Common Variations and Edge Cases
Tighter secret centralisation often increases migration cost, latency concerns, and change-management overhead, so organisations must balance stronger control against application compatibility and operational speed.
There is no universal standard for how much fragmentation is acceptable, but current guidance suggests the risk rises sharply when different teams can create and rotate secrets independently without coordinated review. That is especially true in multi-cloud and acquisition-heavy environments, where duplicate vaults, inherited access paths, and inconsistent naming conventions make it difficult to prove which key is authoritative. One NHIMG statistic makes the issue concrete: The State of Non-Human Identity Security reports that lack of credential rotation is cited as the top cause of NHI-related attacks by 45% of organisations.
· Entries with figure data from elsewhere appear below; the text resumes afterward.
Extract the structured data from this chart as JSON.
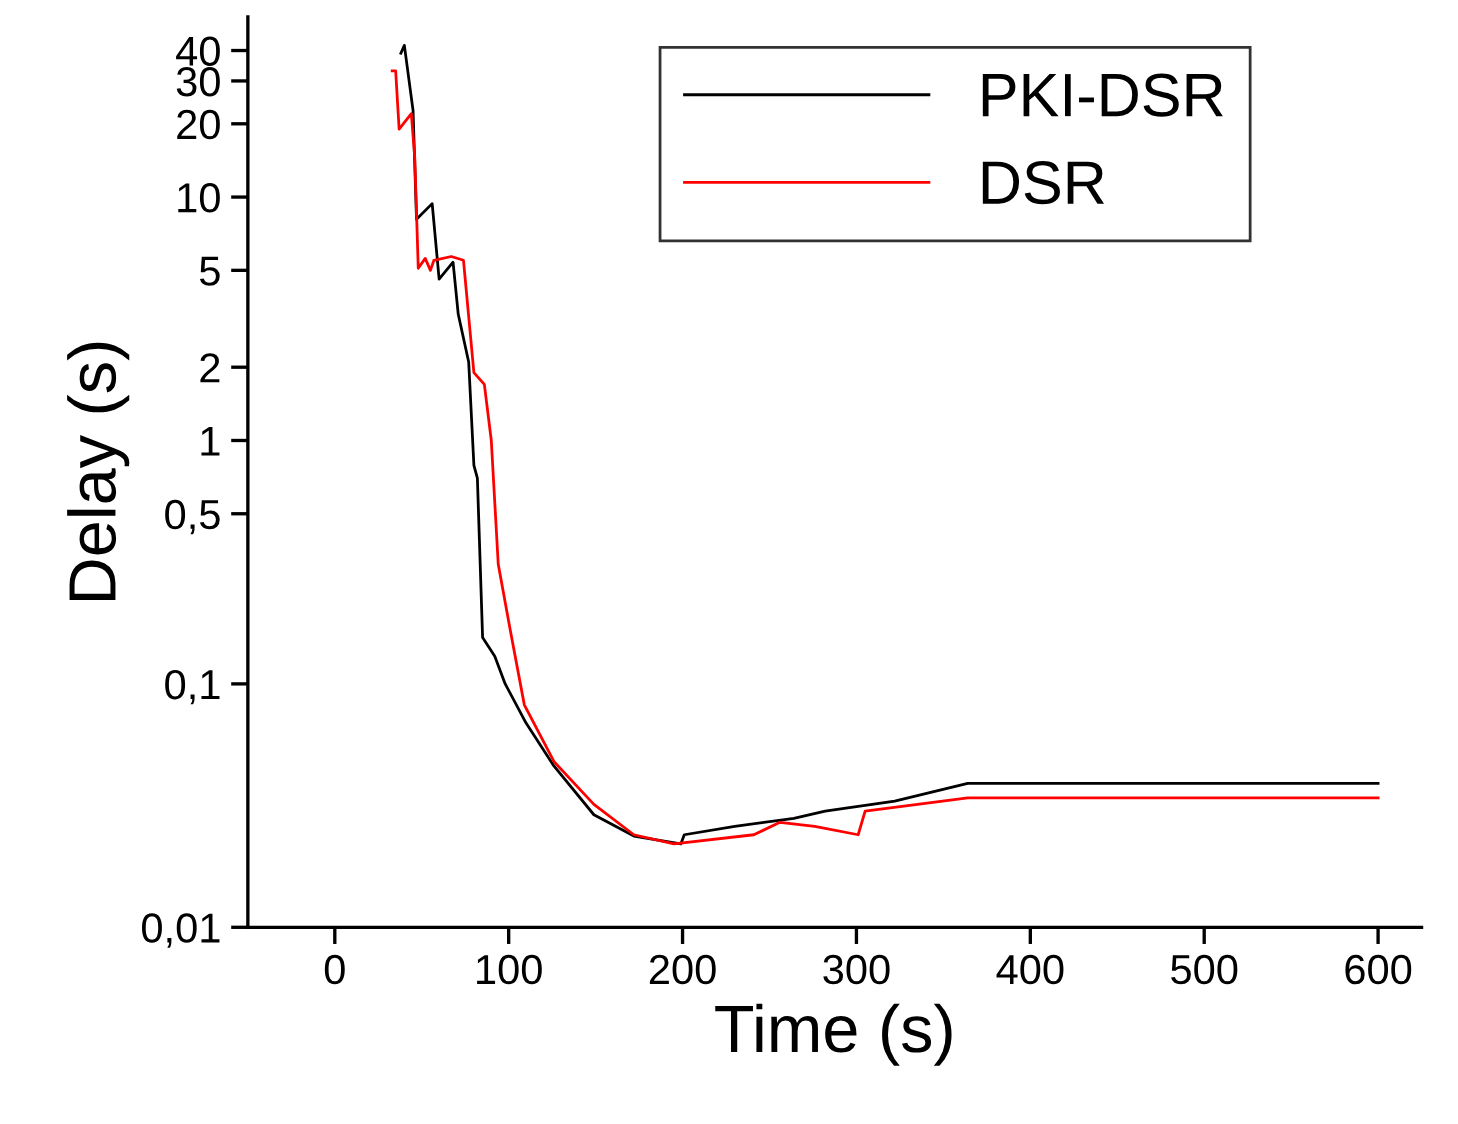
{
  "chart_data": {
    "type": "line",
    "xlabel": "Time (s)",
    "ylabel": "Delay (s)",
    "log": "y",
    "xlim": [
      -50,
      625
    ],
    "xticks": [
      0,
      100,
      200,
      300,
      400,
      500,
      600
    ],
    "ylim": [
      0.01,
      55
    ],
    "yticks": [
      {
        "value": 0.01,
        "label": "0,01"
      },
      {
        "value": 0.1,
        "label": "0,1"
      },
      {
        "value": 0.5,
        "label": "0,5"
      },
      1,
      2,
      5,
      10,
      20,
      30,
      40
    ],
    "grid": false,
    "legend": "top right",
    "line_style": "solid",
    "marker": "none",
    "series": [
      {
        "name": "PKI-DSR",
        "color": "#000000",
        "x": [
          38,
          40,
          45,
          47,
          56,
          60,
          68,
          71,
          77,
          80,
          82,
          85,
          92,
          98,
          110,
          126,
          149,
          172,
          199,
          201,
          230,
          264,
          282,
          322,
          364,
          600
        ],
        "values": [
          39,
          42,
          22.7,
          8.1,
          9.4,
          4.6,
          5.4,
          3.3,
          2.1,
          0.79,
          0.7,
          0.155,
          0.13,
          0.1,
          0.069,
          0.046,
          0.029,
          0.0237,
          0.022,
          0.024,
          0.026,
          0.028,
          0.03,
          0.033,
          0.039,
          0.039
        ]
      },
      {
        "name": "DSR",
        "color": "#ff0000",
        "x": [
          33,
          35,
          37,
          44,
          46,
          48,
          52,
          55,
          57,
          67,
          74,
          80,
          86,
          90,
          94,
          101,
          109,
          126,
          149,
          172,
          195,
          241,
          256,
          276,
          301,
          305,
          364,
          600
        ],
        "values": [
          33,
          33,
          19,
          22,
          14.5,
          5.1,
          5.6,
          5,
          5.5,
          5.7,
          5.5,
          1.9,
          1.7,
          1,
          0.31,
          0.165,
          0.082,
          0.048,
          0.032,
          0.024,
          0.022,
          0.024,
          0.027,
          0.026,
          0.024,
          0.03,
          0.034,
          0.034
        ]
      }
    ]
  }
}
Edge cases also matter. Emergency break-glass credentials, vendor-managed integrations, and service accounts for batch jobs may need temporary exceptions, but exceptions should be time-bounded, reviewed, and logged as explicitly as production access. The practical test is simple: if a team cannot answer ownership, expiry, and last-use questions within minutes, the key store is already too fragmented to support reliable control.
Standards & Framework Alignment
This section maps relevant standards and security frameworks to the operational risks and controls described in this guidance.
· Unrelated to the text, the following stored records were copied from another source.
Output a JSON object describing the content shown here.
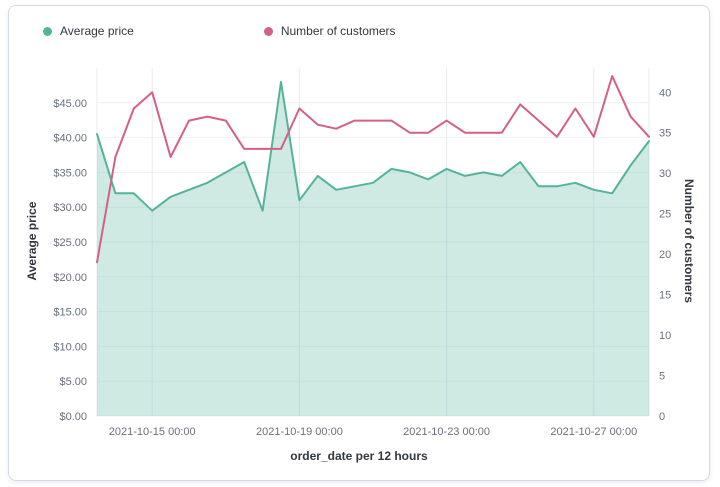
{
  "legend": {
    "items": [
      {
        "label": "Average price",
        "color": "#54b399"
      },
      {
        "label": "Number of customers",
        "color": "#d36086"
      }
    ]
  },
  "chart_data": {
    "type": "area",
    "title": "",
    "xlabel": "order_date per 12 hours",
    "legend_position": "top",
    "grid": true,
    "x": [
      "2021-10-13 12:00",
      "2021-10-14 00:00",
      "2021-10-14 12:00",
      "2021-10-15 00:00",
      "2021-10-15 12:00",
      "2021-10-16 00:00",
      "2021-10-16 12:00",
      "2021-10-17 00:00",
      "2021-10-17 12:00",
      "2021-10-18 00:00",
      "2021-10-18 12:00",
      "2021-10-19 00:00",
      "2021-10-19 12:00",
      "2021-10-20 00:00",
      "2021-10-20 12:00",
      "2021-10-21 00:00",
      "2021-10-21 12:00",
      "2021-10-22 00:00",
      "2021-10-22 12:00",
      "2021-10-23 00:00",
      "2021-10-23 12:00",
      "2021-10-24 00:00",
      "2021-10-24 12:00",
      "2021-10-25 00:00",
      "2021-10-25 12:00",
      "2021-10-26 00:00",
      "2021-10-26 12:00",
      "2021-10-27 00:00",
      "2021-10-27 12:00",
      "2021-10-28 00:00",
      "2021-10-28 12:00"
    ],
    "series": [
      {
        "name": "Average price",
        "kind": "area",
        "axis": "left",
        "color": "#54b399",
        "fill": "rgba(84,179,153,0.28)",
        "values": [
          40.5,
          32,
          32,
          29.5,
          31.5,
          32.5,
          33.5,
          35,
          36.5,
          29.5,
          48,
          31,
          34.5,
          32.5,
          33,
          33.5,
          35.5,
          35,
          34,
          35.5,
          34.5,
          35,
          34.5,
          36.5,
          33,
          33,
          33.5,
          32.5,
          32,
          36,
          39.5
        ]
      },
      {
        "name": "Number of customers",
        "kind": "line",
        "axis": "right",
        "color": "#d36086",
        "values": [
          19,
          32,
          38,
          40,
          32,
          36.5,
          37,
          36.5,
          33,
          33,
          33,
          38,
          36,
          35.5,
          36.5,
          36.5,
          36.5,
          35,
          35,
          36.5,
          35,
          35,
          35,
          38.5,
          36.5,
          34.5,
          38,
          34.5,
          42,
          37,
          34.5
        ]
      }
    ],
    "left_axis": {
      "title": "Average price",
      "range": [
        0,
        50
      ],
      "tick_values": [
        0,
        5,
        10,
        15,
        20,
        25,
        30,
        35,
        40,
        45
      ],
      "tick_labels": [
        "$0.00",
        "$5.00",
        "$10.00",
        "$15.00",
        "$20.00",
        "$25.00",
        "$30.00",
        "$35.00",
        "$40.00",
        "$45.00"
      ]
    },
    "right_axis": {
      "title": "Number of customers",
      "range": [
        0,
        43
      ],
      "tick_values": [
        0,
        5,
        10,
        15,
        20,
        25,
        30,
        35,
        40
      ],
      "tick_labels": [
        "0",
        "5",
        "10",
        "15",
        "20",
        "25",
        "30",
        "35",
        "40"
      ]
    },
    "x_tick_indices": [
      3,
      11,
      19,
      27
    ],
    "x_tick_labels": [
      "2021-10-15 00:00",
      "2021-10-19 00:00",
      "2021-10-23 00:00",
      "2021-10-27 00:00"
    ],
    "grid_color_h": "#eef1f6",
    "grid_color_v": "#e8ebf1"
  }
}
OWASP Non-Human Identity Top 10 and CSA MAESTRO address the attack and risk surface, while NIST CSF 2.0, NIST Zero Trust (SP 800-207) and NIST AI RMF set the governance and control requirements practitioners need to meet.
| Framework | Control / Reference | Relevance |
|---|---|---|
| OWASP Non-Human Identity Top 10 | NHI-03 | Fragmented stores often prevent reliable rotation and revocation. |
| NIST CSF 2.0 | ID.AM-1 | Asset inventory is needed to find hidden keys across stores. |
| NIST Zero Trust (SP 800-207) | PR.AC-4 | Zero trust needs consistent, centrally enforced access decisions. |
| NIST AI RMF | Risk management should account for secret sprawl across automated workloads. | |
| CSA MAESTRO | MAESTRO addresses secure orchestration of identities and secrets in agentic systems. |
Govern secret lifecycle risk with continuous monitoring, accountability, and documented escalation paths.